How to Take High-Res Photos with Your iPhone
If you've ever submitted a photo for your website and heard back that it's too small or too blurry to use, you're not alone. It's a common snag in any web project.
Start with your camera settings
Go to Settings → Camera → Formats and select Most Compatible. This saves your photos as JPEGs, which are larger files with more image data than the HEIF format your iPhone uses by default.
To shoot at the highest resolution, go to Settings → Camera → Formats → Photo Mode and select 48MP. Your iPhone defaults to 24MP to save storage space, but switching to 48MP gives you significantly more detail and a much larger file when you need it. You can also toggle this on the fly inside the Camera app itself — look for the resolution indicator in the corner and tap it to switch.
With these settings in place, a well-lit photo should easily come in at 3MB to 8MB or more.
A note on file format: why HEIC doesn't work
Even with the right resolution, photos taken on an iPhone sometimes arrive as .heic files — and those typically can't be used on a website as-is. HEIC is Apple's proprietary format, and while it looks fine on your phone, it isn't universally supported by browsers, content management systems, or design tools.
The fix is the same setting mentioned above: switching your camera format to Most Compatible ensures your photos save as JPEGs (.jpg), which work everywhere. If you've already taken photos in HEIC format, you have a couple of options:
On your iPhone, when you AirDrop or email a photo to yourself or your designer, your phone may automatically convert it to JPEG. To make sure this happens, go to Settings → Photos → Transfer to Mac or PC and select Automatic.

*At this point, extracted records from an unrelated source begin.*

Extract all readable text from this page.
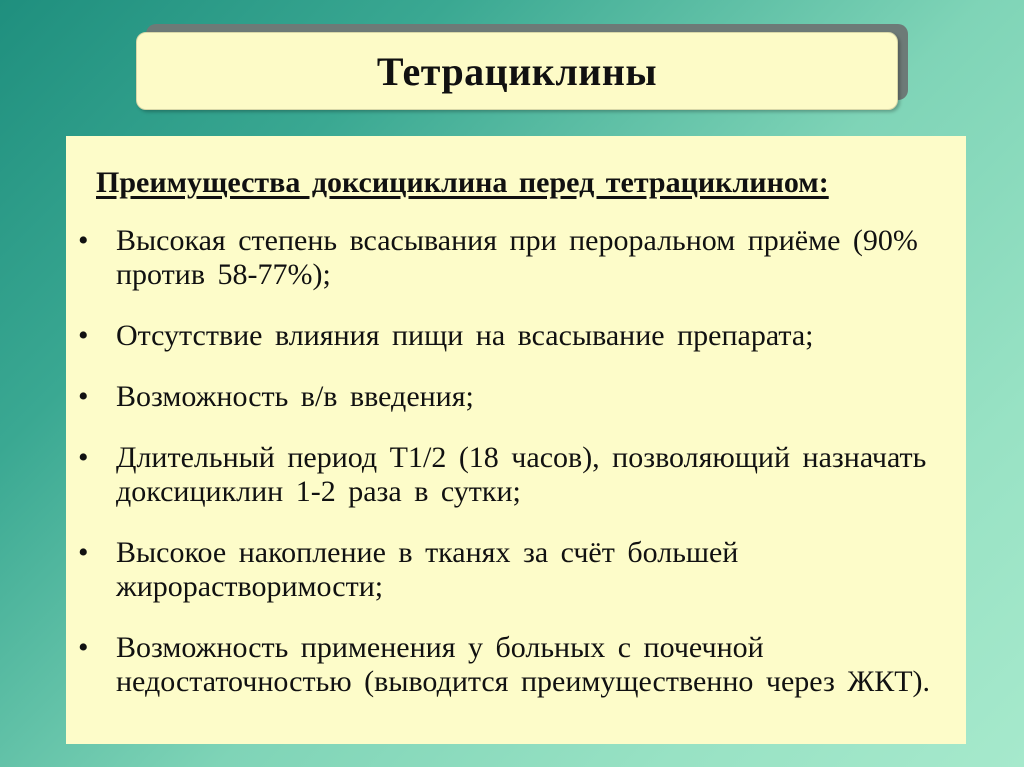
Тетрациклины
Преимущества доксициклина перед тетрациклином:
• Высокая степень всасывания при пероральном приёме (90% против 58-77%);
• Отсутствие влияния пищи на всасывание препарата;
• Возможность в/в введения;
• Длительный период Т1/2 (18 часов), позволяющий назначать доксициклин 1-2 раза в сутки;
• Высокое накопление в тканях за счёт большей жирорастворимости;
• Возможность применения у больных с почечной недостаточностью (выводится преимущественно через ЖКТ).
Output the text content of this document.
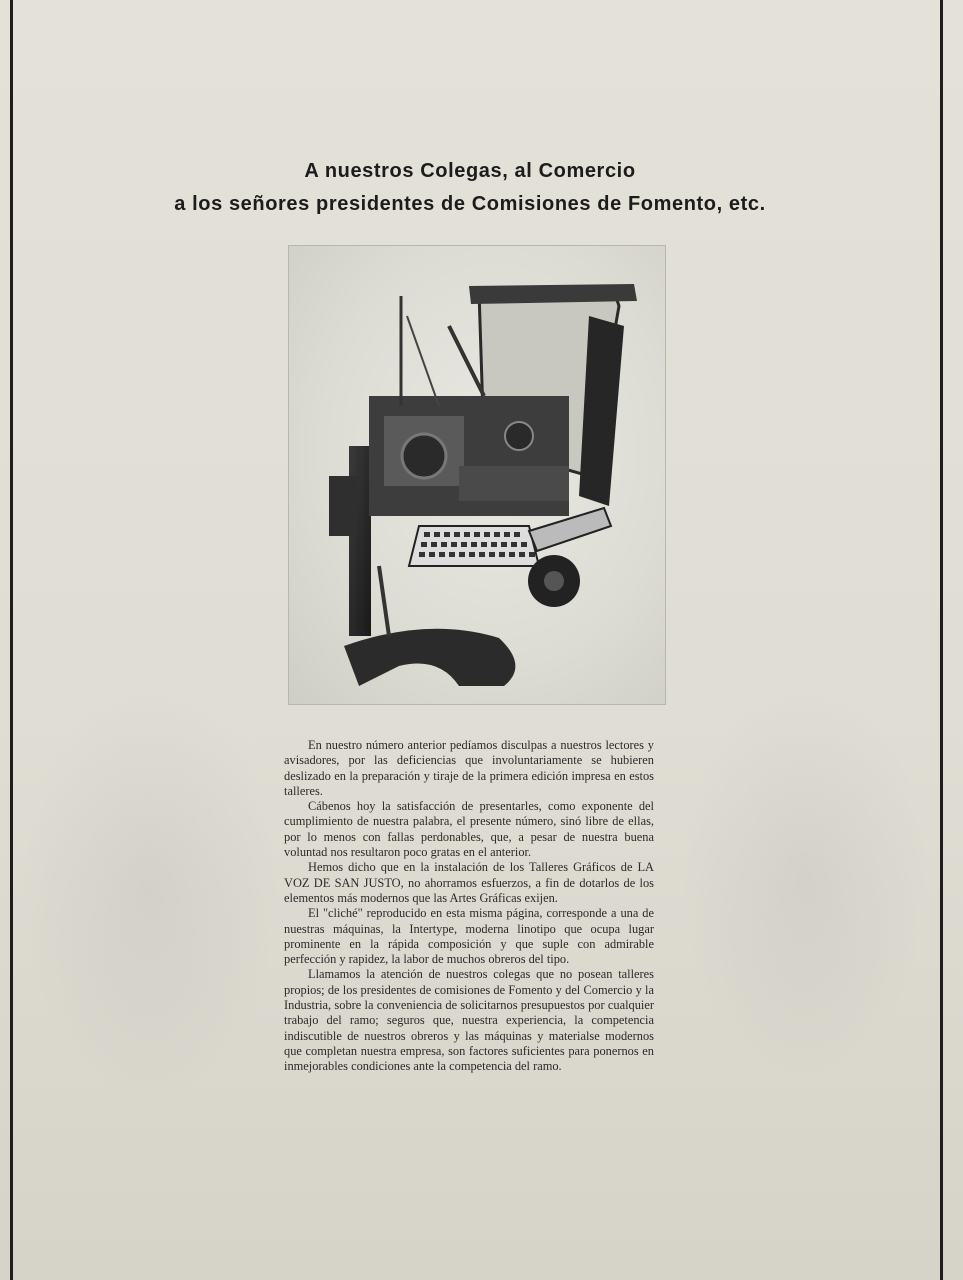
A nuestros Colegas, al Comercio
a los señores presidentes de Comisiones de Fomento, etc.

En nuestro número anterior pedíamos disculpas a nuestros lectores y avisadores, por las deficiencias que involuntariamente se hubieren deslizado en la preparación y tiraje de la primera edición impresa en estos talleres.

Cábenos hoy la satisfacción de presentarles, como exponente del cumplimiento de nuestra palabra, el presente número, sinó libre de ellas, por lo menos con fallas perdonables, que, a pesar de nuestra buena voluntad nos resultaron poco gratas en el anterior.

Hemos dicho que en la instalación de los Talleres Gráficos de LA VOZ DE SAN JUSTO, no ahorramos esfuerzos, a fin de dotarlos de los elementos más modernos que las Artes Gráficas exijen.

El "cliché" reproducido en esta misma página, corresponde a una de nuestras máquinas, la Intertype, moderna linotipo que ocupa lugar prominente en la rápida composición y que suple con admirable perfección y rapidez, la labor de muchos obreros del tipo.

Llamamos la atención de nuestros colegas que no posean talleres propios; de los presidentes de comisiones de Fomento y del Comercio y la Industria, sobre la conveniencia de solicitarnos presupuestos por cualquier trabajo del ramo; seguros que, nuestra experiencia, la competencia indiscutible de nuestros obreros y las máquinas y materialse modernos que completan nuestra empresa, son factores suficientes para ponernos en inmejorables condiciones ante la competencia del ramo.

If you need to convert HEIC files you already have, a free tool like iMazing HEIC Converter (Mac/Windows) or simply opening the file on a Mac and exporting it as a JPEG via Preview will do the job.
Shoot in good light
Light is the single biggest factor in photo quality. Bright, even natural light — near a window or outdoors on an overcast day — gives your camera the most information to work with. Low light forces the camera to compensate in ways that reduce sharpness and shrink your file size.
Avoid shooting directly into sunlight or in rooms with harsh shadows. Soft, diffused light is your best friend.
A few things to avoid
Don't zoom in. Digital zoom (anything beyond your phone's optical lenses) crops the image and reduces the number of pixels. If you need to get closer, move your feet instead.
Don't use Portrait mode for photos intended for a website. It applies additional processing that can reduce file size and introduce artifacts around edges.
And give your lens a quick wipe before you shoot. A smudged lens softens every photo you take, no matter how good your settings are.
How to check your file size
After you take the photo, open it in your Photos app and tap the info icon (the small circle with an "i") at the bottom of the screen. You'll see the file size listed there. For most web projects, you want to see at least 2–3MB. Bigger is fine — your web designer can always resize down.
When in doubt, take more than one
Take several shots and send the largest file. It's much easier to work with an image that has too much information than one that doesn't have enough.